Ignoring Facebook in your marketing plan is likely to be a mistake, especially as the addiction is real according to two new reports.
Ignoring Facebook in your marketing plan is likely to be a mistake, especially as the addiction is real!
I was never that keen on Facebook and my personal use of it is still relatively low, but for a content marketing tool it’s hard to beat.
I have used it frequently in the last few years to build audiences around events, podcasts and a radio station and have generally found it to work great; the caveat it that I have done so with paid Facebook advertising.
Two new studies this week have reaffirmed my faith in Facebook.
Facebook more than twice as popular as Twitter
A report from UK communications regulator Ofcom says that 72% of UK adults says they use (or at least have a profile) on Facebook, according to YouGov data.
That compares to just 35% for Twitter, 23% for Instagram, 21% for LinkedIn and less than 20% for other platforms asked about.
The data also reveals that 34% of users say they had checked Facebook within the last ten minutes, 26% of Twitter users had checked their feed in this time too!
If your target audience is older consumers, 69% of over 54s are using social media including 78% of 65-74s and 53% of over 75s – so they are out there!

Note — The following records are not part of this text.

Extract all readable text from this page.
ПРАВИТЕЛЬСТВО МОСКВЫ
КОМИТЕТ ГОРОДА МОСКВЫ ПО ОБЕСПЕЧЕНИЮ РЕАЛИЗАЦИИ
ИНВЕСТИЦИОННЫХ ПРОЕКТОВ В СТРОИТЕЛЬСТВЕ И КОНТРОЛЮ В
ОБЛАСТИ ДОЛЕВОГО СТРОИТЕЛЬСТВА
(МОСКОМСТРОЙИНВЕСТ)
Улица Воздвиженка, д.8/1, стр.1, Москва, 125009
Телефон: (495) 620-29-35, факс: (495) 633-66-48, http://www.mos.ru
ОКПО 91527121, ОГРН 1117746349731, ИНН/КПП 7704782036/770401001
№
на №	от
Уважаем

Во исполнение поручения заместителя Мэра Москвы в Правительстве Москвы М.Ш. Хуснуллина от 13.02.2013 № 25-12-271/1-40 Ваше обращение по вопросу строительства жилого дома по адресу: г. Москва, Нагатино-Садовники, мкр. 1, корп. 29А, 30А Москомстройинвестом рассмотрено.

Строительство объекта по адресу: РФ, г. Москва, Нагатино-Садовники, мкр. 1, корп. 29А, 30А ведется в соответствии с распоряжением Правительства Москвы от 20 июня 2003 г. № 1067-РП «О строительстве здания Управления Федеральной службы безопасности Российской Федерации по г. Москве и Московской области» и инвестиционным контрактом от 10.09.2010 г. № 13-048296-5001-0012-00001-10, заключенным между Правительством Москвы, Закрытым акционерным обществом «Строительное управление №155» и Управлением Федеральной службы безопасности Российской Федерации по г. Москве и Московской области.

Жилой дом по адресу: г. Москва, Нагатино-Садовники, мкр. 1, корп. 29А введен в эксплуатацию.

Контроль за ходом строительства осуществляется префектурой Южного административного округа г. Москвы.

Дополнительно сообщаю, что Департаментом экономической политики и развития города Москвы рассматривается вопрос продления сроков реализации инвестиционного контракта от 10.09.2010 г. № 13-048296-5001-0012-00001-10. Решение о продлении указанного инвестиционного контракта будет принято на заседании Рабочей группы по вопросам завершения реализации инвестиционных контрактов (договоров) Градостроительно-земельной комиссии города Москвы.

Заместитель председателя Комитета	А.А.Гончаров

Even seeing the Facebook logo can spark a response
Perhaps a more surprising study is the one conducted by researchers at Michigan State University and Vrije Universiteit Amsterdam and Radboud University Nijmegen in The Netherlands.
They found that even brief exposure to a Facebook-related image (logo, screenshot) can cause a pleasurable response in frequent social media users, which in turn might trigger social media cravings.
That means that if a frequent social media user sees the Facebook logo on their smartphone screen or perhaps on an advertising billboard, they will feel better and want to check their own feed.
“People are learning this reward feeling when they get to Facebook. What we show with this study is that even with something as simple as the Facebook logo, seeing the Facebook wall of a friend or seeing anything associated with Facebook, is enough to bring that positive association back.” – Allison Eden, assistant professor in the Department of Communication, Michigan State.
While our addiction to Facebook may be a good thing for brands and marketers, it is a worrying part of modern life. This is highlighted in the study by the feelings of guilt that are felt by many users when they fail to regulated their usage.
While we may not be in a position to tackle that side of social media, as content providers we can at least ensure that that media we produce on our subject area is serving our audience with valuable and helpful information and resources.